それから早朝訓練を終え、4人と合流してコロッセオへ行った。


俺はもちろん賭場に行き、全16試合で合計金貨7枚と大銀貨19枚、小銀貨8枚の利益を上げた。




「さて…師範のところに行くか!!」




昨日稽古を中断させてしまったお詫びと、気を使ってもらったお礼もしなければ。




「師範、弟子アルフレッド到着しました!!」




「やっときたのじゃ…ふむ、その様子だと解決したようじゃな。」




「はい!!お気遣いありがとうございました!!」




「妾は大人じゃからな!!気にしなくてよいじゃ!!」




「今日も地下施設で稽古ですか?」




「うむ。妾は仕事で忙しいから行けないが…励むのじゃぞ!!」




「はい!!」




ひたすら案山子に打ち込み、定時に師範へ顔を出してから宿に帰還した。


5人で楽しく夕食を取り、その後訓練してから眠りについた。




それから起床→早朝訓練→賭博→稽古→夜間訓練→就寝というサイクルで過ごし、2週間が経った。
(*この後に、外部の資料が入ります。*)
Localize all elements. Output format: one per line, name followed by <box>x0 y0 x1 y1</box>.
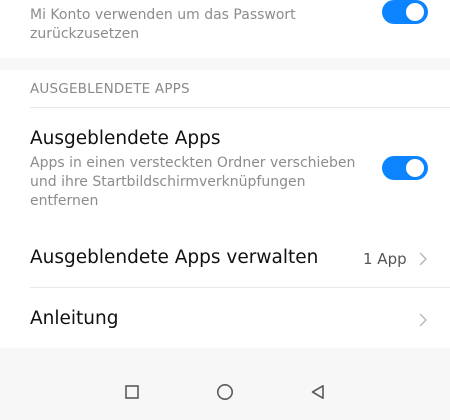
reset-password-setting: Mi Konto verwenden um das Passwort zurüc… <box>0 0 450 58</box>
reset-password-toggle[interactable] <box>382 0 428 24</box>
hidden-apps-card: AUSGEBLENDETE APPS Ausgeblendete Apps Ap… <box>0 70 450 348</box>
system-navigation-bar <box>0 365 450 420</box>
section-header: AUSGEBLENDETE APPS <box>30 81 190 97</box>
toggle-knob <box>406 3 424 21</box>
square-icon <box>125 385 139 399</box>
hidden-apps-desc-line3: entfernen <box>30 193 99 209</box>
manage-hidden-apps-count: 1 App <box>363 250 407 268</box>
chevron-right-icon <box>419 252 427 266</box>
hidden-apps-desc-line1: Apps in einen versteckten Ordner verschi… <box>30 155 356 171</box>
toggle-knob <box>406 159 424 177</box>
manage-hidden-apps-row[interactable]: Ausgeblendete Apps verwalten 1 App <box>0 226 450 286</box>
hidden-apps-title: Ausgeblendete Apps <box>30 128 221 149</box>
reset-password-subtitle-line2: zurückzusetzen <box>30 26 140 42</box>
hidden-apps-toggle[interactable] <box>382 156 428 180</box>
back-button[interactable] <box>307 381 329 403</box>
manage-hidden-apps-title: Ausgeblendete Apps verwalten <box>30 247 319 268</box>
home-button[interactable] <box>214 381 236 403</box>
guide-row[interactable]: Anleitung <box>0 288 450 348</box>
hidden-apps-desc-line2: und ihre Startbildschirmverknüpfungen <box>30 174 306 190</box>
recent-apps-button[interactable] <box>121 381 143 403</box>
chevron-right-icon <box>419 313 427 327</box>
guide-title: Anleitung <box>30 308 119 329</box>
hidden-apps-row[interactable]: Ausgeblendete Apps Apps in einen verstec… <box>0 108 450 218</box>
circle-icon <box>217 384 233 400</box>
reset-password-subtitle-line1: Mi Konto verwenden um das Passwort <box>30 7 296 23</box>
triangle-back-icon <box>311 384 324 399</box>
長く感じた剣闘祭だったが、ついに閉会式の日がやって来た。


大きな催しが終わった後のコロッセオには哀愁が漂っていた。




メリッサとの賭博勝負は5回行い、結果2:3で負けてしまった。


悔しかったが、大儲けして所持金が5,000,000円を超えたので良しとする。




アインザス校の戦果について、2年生の部はエレナ先輩が活躍したものの決勝戦敗退コルセア校に負けて惜しくも2位。
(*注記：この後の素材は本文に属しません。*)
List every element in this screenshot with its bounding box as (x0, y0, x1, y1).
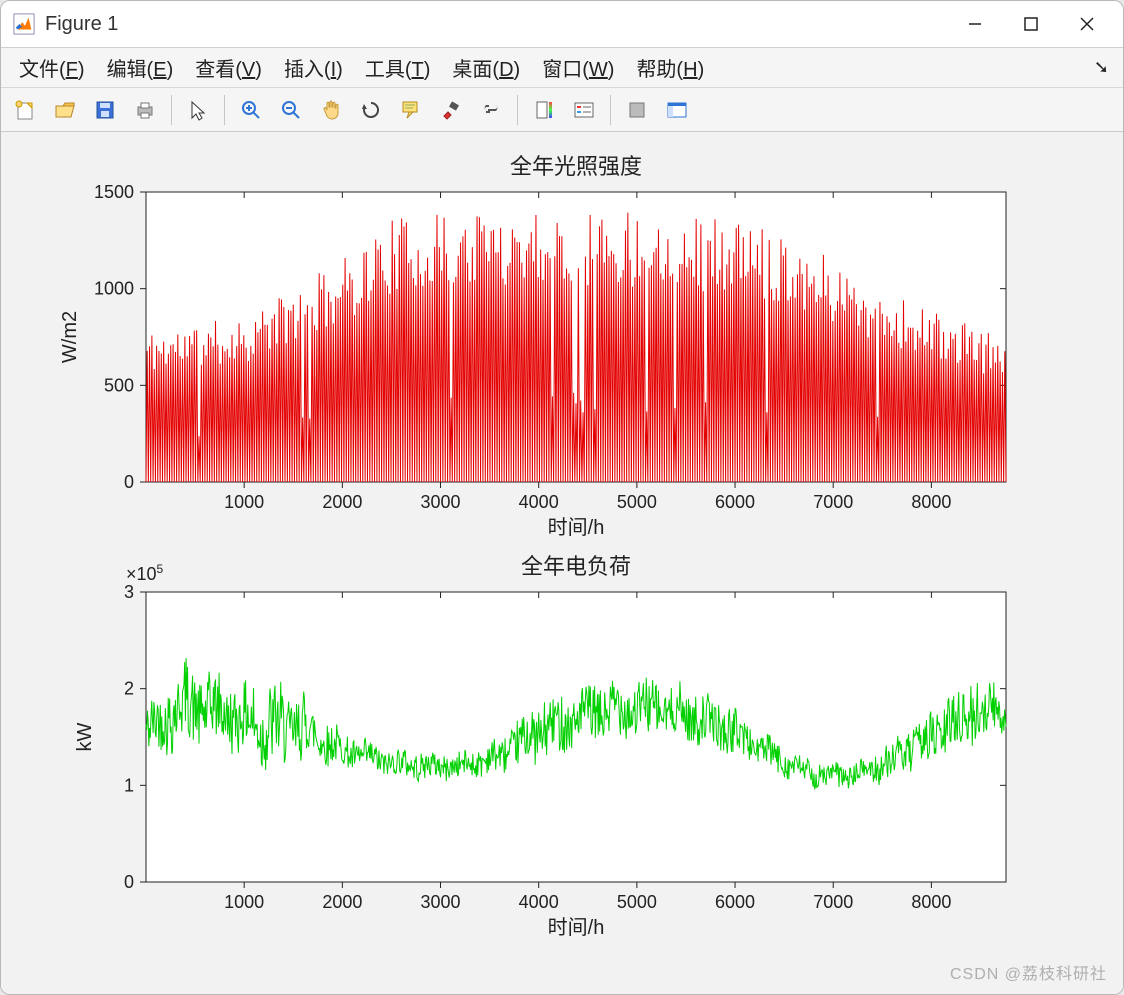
svg-text:3000: 3000 (420, 492, 460, 512)
svg-text:0: 0 (124, 872, 134, 892)
print-button[interactable] (127, 92, 163, 128)
svg-text:4000: 4000 (519, 892, 559, 912)
menu-window[interactable]: 窗口(W) (532, 49, 624, 86)
zoom-in-button[interactable] (233, 92, 269, 128)
svg-text:时间/h: 时间/h (548, 516, 605, 539)
plot-area: 1000 2000 3000 4000 5000 6000 7000 8000 0 500 1000… (1, 132, 1123, 994)
svg-text:2000: 2000 (322, 492, 362, 512)
svg-text:1500: 1500 (94, 182, 134, 202)
svg-text:8000: 8000 (911, 492, 951, 512)
toolbar (1, 88, 1123, 132)
svg-text:×105: ×105 (126, 562, 164, 584)
datatip-button[interactable] (393, 92, 429, 128)
menubar: 文件(F) 编辑(E) 查看(V) 插入(I) 工具(T) 桌面(D) 窗口(W… (1, 48, 1123, 88)
toolbar-separator (224, 95, 225, 125)
svg-text:1: 1 (124, 775, 134, 795)
link-button[interactable] (473, 92, 509, 128)
menu-tools[interactable]: 工具(T) (355, 49, 441, 86)
close-button[interactable] (1059, 1, 1115, 47)
menu-edit[interactable]: 编辑(E) (97, 49, 184, 86)
titlebar: Figure 1 (1, 1, 1123, 48)
svg-text:5000: 5000 (617, 892, 657, 912)
plots-svg[interactable]: 1000 2000 3000 4000 5000 6000 7000 8000 0 500 1000… (1, 132, 1123, 994)
menu-view[interactable]: 查看(V) (185, 49, 272, 86)
rotate-button[interactable] (353, 92, 389, 128)
toolbar-separator (610, 95, 611, 125)
svg-text:7000: 7000 (813, 892, 853, 912)
legend-button[interactable] (566, 92, 602, 128)
svg-text:6000: 6000 (715, 492, 755, 512)
minimize-button[interactable] (947, 1, 1003, 47)
svg-text:8000: 8000 (911, 892, 951, 912)
svg-text:1000: 1000 (94, 279, 134, 299)
menu-desktop[interactable]: 桌面(D) (442, 49, 530, 86)
svg-text:7000: 7000 (813, 492, 853, 512)
menu-overflow-icon[interactable]: ➘ (1094, 57, 1109, 78)
svg-text:4000: 4000 (519, 492, 559, 512)
open-button[interactable] (47, 92, 83, 128)
hide-tools-button[interactable] (619, 92, 655, 128)
pointer-button[interactable] (180, 92, 216, 128)
window-title: Figure 1 (45, 13, 947, 36)
svg-text:6000: 6000 (715, 892, 755, 912)
toolbar-separator (171, 95, 172, 125)
new-figure-button[interactable] (7, 92, 43, 128)
svg-text:W/m2: W/m2 (59, 311, 81, 363)
svg-text:时间/h: 时间/h (548, 916, 605, 939)
matlab-icon (13, 13, 35, 35)
zoom-out-button[interactable] (273, 92, 309, 128)
svg-text:1000: 1000 (224, 492, 264, 512)
svg-text:0: 0 (124, 472, 134, 492)
svg-text:2000: 2000 (322, 892, 362, 912)
menu-insert[interactable]: 插入(I) (274, 49, 353, 86)
save-button[interactable] (87, 92, 123, 128)
menu-help[interactable]: 帮助(H) (626, 49, 714, 86)
brush-button[interactable] (433, 92, 469, 128)
svg-text:5000: 5000 (617, 492, 657, 512)
figure-window: Figure 1 文件(F) 编辑(E) 查看(V) 插入(I) 工具(T) 桌… (0, 0, 1124, 995)
svg-text:1000: 1000 (224, 892, 264, 912)
maximize-button[interactable] (1003, 1, 1059, 47)
pan-button[interactable] (313, 92, 349, 128)
svg-text:全年电负荷: 全年电负荷 (521, 554, 631, 579)
show-tools-button[interactable] (659, 92, 695, 128)
svg-text:全年光照强度: 全年光照强度 (510, 154, 642, 179)
svg-text:kW: kW (74, 722, 96, 751)
colorbar-button[interactable] (526, 92, 562, 128)
svg-text:3: 3 (124, 582, 134, 602)
menu-file[interactable]: 文件(F) (9, 49, 95, 86)
svg-text:3000: 3000 (420, 892, 460, 912)
svg-text:2: 2 (124, 679, 134, 699)
svg-text:500: 500 (104, 375, 134, 395)
toolbar-separator (517, 95, 518, 125)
3年生の部は圧倒的な力量で、特に苦戦もなく優勝した。




「これより、閉会式を始めます!!」




司会がそう宣言すると、ファンファーレが演奏され始めた。


開会式のものとは異なり、どこか寂しげで儚げなものだ。




「まずは表彰式を執り行います!!各学年の部優勝校の選手は舞台に上がってください!!」




「ほら、行くぞアルフレッド!!」




「あ、ああ!!」




2、3年生の部優勝校の選手たちに続くようにして、舞台に上がった。




「1年生の部優勝、アインザス校!!」




「はい!!」




返事をし、1歩前に出た。


打ち上げの時に誰が表彰状を受け取るか議論をしたが、満場一致で大将の俺ということになったのだ。
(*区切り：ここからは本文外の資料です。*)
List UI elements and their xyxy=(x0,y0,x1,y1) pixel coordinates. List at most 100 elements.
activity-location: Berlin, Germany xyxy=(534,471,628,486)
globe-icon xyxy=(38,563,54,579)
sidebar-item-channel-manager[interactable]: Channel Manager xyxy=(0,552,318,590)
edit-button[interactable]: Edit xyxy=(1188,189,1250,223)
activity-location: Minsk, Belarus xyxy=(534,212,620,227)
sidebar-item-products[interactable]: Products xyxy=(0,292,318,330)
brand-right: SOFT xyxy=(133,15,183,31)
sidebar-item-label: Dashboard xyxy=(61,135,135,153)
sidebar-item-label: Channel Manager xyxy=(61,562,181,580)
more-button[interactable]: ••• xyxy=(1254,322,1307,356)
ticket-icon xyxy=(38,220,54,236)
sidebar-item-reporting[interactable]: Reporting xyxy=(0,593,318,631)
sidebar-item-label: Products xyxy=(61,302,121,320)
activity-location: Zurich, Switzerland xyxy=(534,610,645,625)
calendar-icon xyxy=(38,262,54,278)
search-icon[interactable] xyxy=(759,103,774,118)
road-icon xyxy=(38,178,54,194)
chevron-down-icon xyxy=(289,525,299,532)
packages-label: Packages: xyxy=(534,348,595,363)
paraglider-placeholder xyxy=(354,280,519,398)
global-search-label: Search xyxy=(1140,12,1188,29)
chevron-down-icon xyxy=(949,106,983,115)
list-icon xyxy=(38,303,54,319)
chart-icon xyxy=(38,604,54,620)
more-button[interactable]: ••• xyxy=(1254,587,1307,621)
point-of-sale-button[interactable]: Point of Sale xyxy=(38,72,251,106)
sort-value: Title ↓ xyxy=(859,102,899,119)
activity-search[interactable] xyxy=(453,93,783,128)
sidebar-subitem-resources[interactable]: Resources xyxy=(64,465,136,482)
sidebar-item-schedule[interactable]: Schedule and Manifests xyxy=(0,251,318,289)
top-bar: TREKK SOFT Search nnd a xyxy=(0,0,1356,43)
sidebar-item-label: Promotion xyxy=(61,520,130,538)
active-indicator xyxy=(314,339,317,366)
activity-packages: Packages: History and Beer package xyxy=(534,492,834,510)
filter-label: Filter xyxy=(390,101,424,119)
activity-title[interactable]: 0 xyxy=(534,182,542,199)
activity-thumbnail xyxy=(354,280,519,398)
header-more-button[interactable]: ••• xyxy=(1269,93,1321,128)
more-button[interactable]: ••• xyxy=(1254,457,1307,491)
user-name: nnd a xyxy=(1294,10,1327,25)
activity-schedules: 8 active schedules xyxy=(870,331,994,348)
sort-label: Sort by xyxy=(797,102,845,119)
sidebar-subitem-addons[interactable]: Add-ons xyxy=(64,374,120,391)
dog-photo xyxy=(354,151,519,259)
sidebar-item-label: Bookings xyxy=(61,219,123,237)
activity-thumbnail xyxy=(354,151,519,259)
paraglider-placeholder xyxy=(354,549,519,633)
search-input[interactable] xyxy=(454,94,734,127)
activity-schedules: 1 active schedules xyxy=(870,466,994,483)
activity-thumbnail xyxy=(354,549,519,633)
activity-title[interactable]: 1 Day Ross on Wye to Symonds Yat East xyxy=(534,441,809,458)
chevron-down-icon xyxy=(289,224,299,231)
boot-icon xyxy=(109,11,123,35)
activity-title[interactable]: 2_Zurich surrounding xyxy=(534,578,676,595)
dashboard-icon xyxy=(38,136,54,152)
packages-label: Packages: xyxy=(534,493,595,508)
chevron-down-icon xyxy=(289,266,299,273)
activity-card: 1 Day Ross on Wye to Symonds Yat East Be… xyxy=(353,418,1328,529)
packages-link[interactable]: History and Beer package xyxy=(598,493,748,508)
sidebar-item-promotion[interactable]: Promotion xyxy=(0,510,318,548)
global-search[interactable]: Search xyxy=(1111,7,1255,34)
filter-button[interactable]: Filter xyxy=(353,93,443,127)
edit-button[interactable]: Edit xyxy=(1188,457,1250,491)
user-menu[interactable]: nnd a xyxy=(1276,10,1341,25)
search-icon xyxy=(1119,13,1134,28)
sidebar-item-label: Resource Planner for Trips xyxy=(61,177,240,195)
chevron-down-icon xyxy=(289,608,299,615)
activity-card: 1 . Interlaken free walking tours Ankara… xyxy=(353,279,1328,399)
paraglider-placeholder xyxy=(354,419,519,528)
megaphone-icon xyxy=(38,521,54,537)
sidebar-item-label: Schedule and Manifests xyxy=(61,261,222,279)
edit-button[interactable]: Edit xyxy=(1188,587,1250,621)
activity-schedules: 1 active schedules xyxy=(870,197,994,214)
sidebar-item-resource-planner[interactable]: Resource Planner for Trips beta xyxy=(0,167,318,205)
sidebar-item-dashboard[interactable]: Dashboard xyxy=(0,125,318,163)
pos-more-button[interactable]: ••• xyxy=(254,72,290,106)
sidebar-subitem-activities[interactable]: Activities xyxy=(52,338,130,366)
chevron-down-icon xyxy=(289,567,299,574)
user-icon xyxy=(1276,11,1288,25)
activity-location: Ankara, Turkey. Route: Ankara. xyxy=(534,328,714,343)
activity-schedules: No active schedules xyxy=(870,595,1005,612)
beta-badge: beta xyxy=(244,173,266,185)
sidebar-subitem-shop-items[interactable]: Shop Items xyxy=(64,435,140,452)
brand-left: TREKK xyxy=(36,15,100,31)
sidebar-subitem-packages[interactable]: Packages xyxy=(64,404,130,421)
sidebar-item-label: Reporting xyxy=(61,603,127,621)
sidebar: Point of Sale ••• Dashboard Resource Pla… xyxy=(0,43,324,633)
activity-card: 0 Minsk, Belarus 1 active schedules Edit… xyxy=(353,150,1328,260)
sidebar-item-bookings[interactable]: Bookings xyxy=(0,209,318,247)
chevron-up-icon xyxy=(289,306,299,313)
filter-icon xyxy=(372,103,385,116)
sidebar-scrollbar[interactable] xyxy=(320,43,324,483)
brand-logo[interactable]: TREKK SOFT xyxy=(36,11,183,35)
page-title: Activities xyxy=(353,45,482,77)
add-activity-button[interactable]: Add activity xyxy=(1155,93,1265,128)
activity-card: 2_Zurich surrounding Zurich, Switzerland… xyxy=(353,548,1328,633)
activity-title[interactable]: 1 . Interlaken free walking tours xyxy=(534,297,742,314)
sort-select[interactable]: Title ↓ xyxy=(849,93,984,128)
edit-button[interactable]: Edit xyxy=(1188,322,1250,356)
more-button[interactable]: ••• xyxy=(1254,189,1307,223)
「貴殿らが剣闘祭にて優秀な成績を収めたことをここに授与するのじゃ!!」




両手で表彰状を受け取り、深く頭を下げた。


師範はこういった場面で緊張して言い間違えしそうだが…そうでもなかった。




残りの表彰状授与も特に問題なく終了することができた。




優勝賞品は商会での商品券金貨10枚分だった。


それとは別に優勝校に支援金が贈られるようで、アランが大喜びしていた。




『まさかその金に手つけないよな…?』




表彰式が終わり、再び舞台を降りて整列した。




「続いてブルーノ帝国総ギルドマスター、エレノア様からのお話がある!!」




「まずは皆の者、剣闘祭お疲れ様なのじゃ。このように剣闘祭を観戦したのは初めてじゃったが…とても有意義な時間だったのじゃ。というのも、妾は後継者を見つけたのじゃ!!」




「なんとっ!!」




「一体誰が…?」




観客や選手たちの間にどよめきが広がった。




「…アインザス校1年アルフレッド、舞台に上がるのじゃ!!」




「はい!!」




周囲から畏敬や嫉妬の眼差しを受けつつ、舞台に上がった。




「麻薬を服用して化け物へと変化した選手に誰よりも早く駆け付け、恐れず立ち向かう勇気。そしてその勇気に見合う才能と技量…これほど妾の後継者にふさわしい人材はいないのじゃ!!賛成の者は歓声を上げるのじゃ!!」




「おおおおおおおおおおおおおおおおおおおおおおお!!!!!!!!!!」




舞台の下で整列している選手たちの間では不満があったようだが…


観客がコロッセオが震えるほどの歓声を上げたので打ち消されたようだ。